3.Stirring: Sell Whips!
• Blending the wine kit when you make it is important.
• Degassing is crucial! If the wine is not degassed with repeated stirring the wine will always be fizzy, this is considered a major flaw in wine.
4. Analysis:
• Teach customers to use their hydrometers. On day one, day eight racking and final before additives.
• Kits can not be acid tested or PH tested the kits are pasteurized and therefore they are unable to be measured.
• Adjusting the Brix : Vintners Reserve kits are about 11% ( o.g. 1.075-1.085) they are not intended to be heavy wines, they are lighter wines to be enjoyed young. It is not recommended that the customer adjust the alcohol.

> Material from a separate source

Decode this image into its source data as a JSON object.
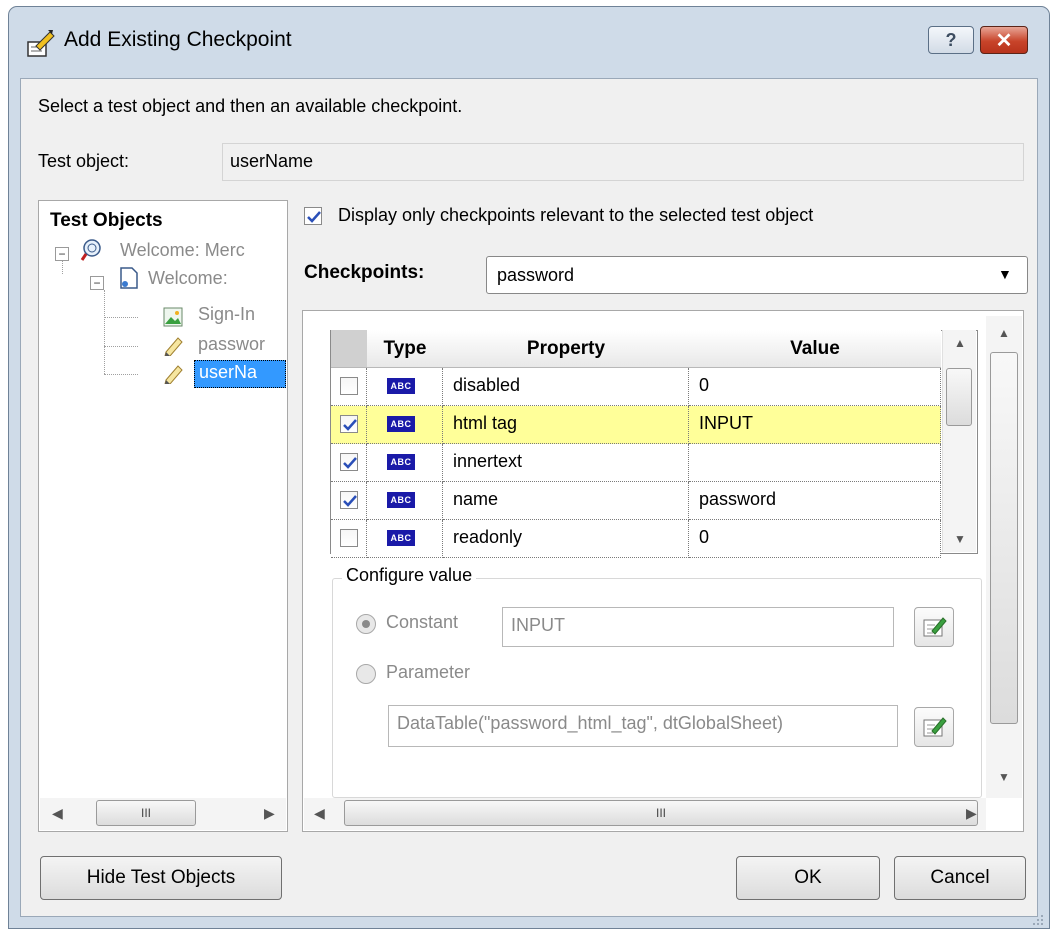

• Selection Kits are higher alcohol 14-16% and customers should purchase these if they desire higher alcohol wines
.*over active fermentation can be handled in the following way; sanitize your finger, coat it with a vegetable oil and run your finger along the rim of the carboy neck. The oil will collapse the foaming.
• Chaptalisation: adding sugar to increase alcohol content.
1-2lbs of sugar can be added to fruit wines-Island Mist Kits. Not recommended for Vintners Reserve or Selection Kits.
* F-packs contain sulphites and cannot be added during fermentation!
5. Yeast Temperature: 70 degrees is ideal temperature for fermentation and degassing. Liquid White Labs yeast is not recommended at this time.
*Why does the wine have a sweetness or grapeiness? Lower tannin wines have a softness and are meant to be enjoyed young. Higher tannin wines will not exhibit this.
6. Fining: The wine must have a yeast bed to have the fining agents work properly.
• It must be warm enough, 70 degrees
• It must be stirred 3x for 2 minutes, there is no such thing as stirring too much.
• It must be given enough time to clear. If it does not clear even with these steps followed you can add ½ packet of Chitosan (Superkleer is too strong for wine kits).
7. Aging: Selection and Estate Series have higher dissolved materials and take longer to age, they may store in cellaring conditions.
• To bulk age in a carboy it is recommended that the customer add 55 parts per million of sulphite. It is important that they measure this out exactly. It is approximately ½ tsp per gallon.
• Oak barrels are great but extremely high maintenance unless they have the knowledge and time it may not be worth it. To increase oak presence divide the provided oak in half add first half in primary and the second half in the secondary.
*Stuck fermentations the only real way to correct is make another batch of the same wine; when the second batch is racked, save the lees and rack the first batch on to the lees of the second batch.
• Customer should have separate equipment for wine making, do not use beer plastic fermentors or you will have a “wine with 20 IBU’S”.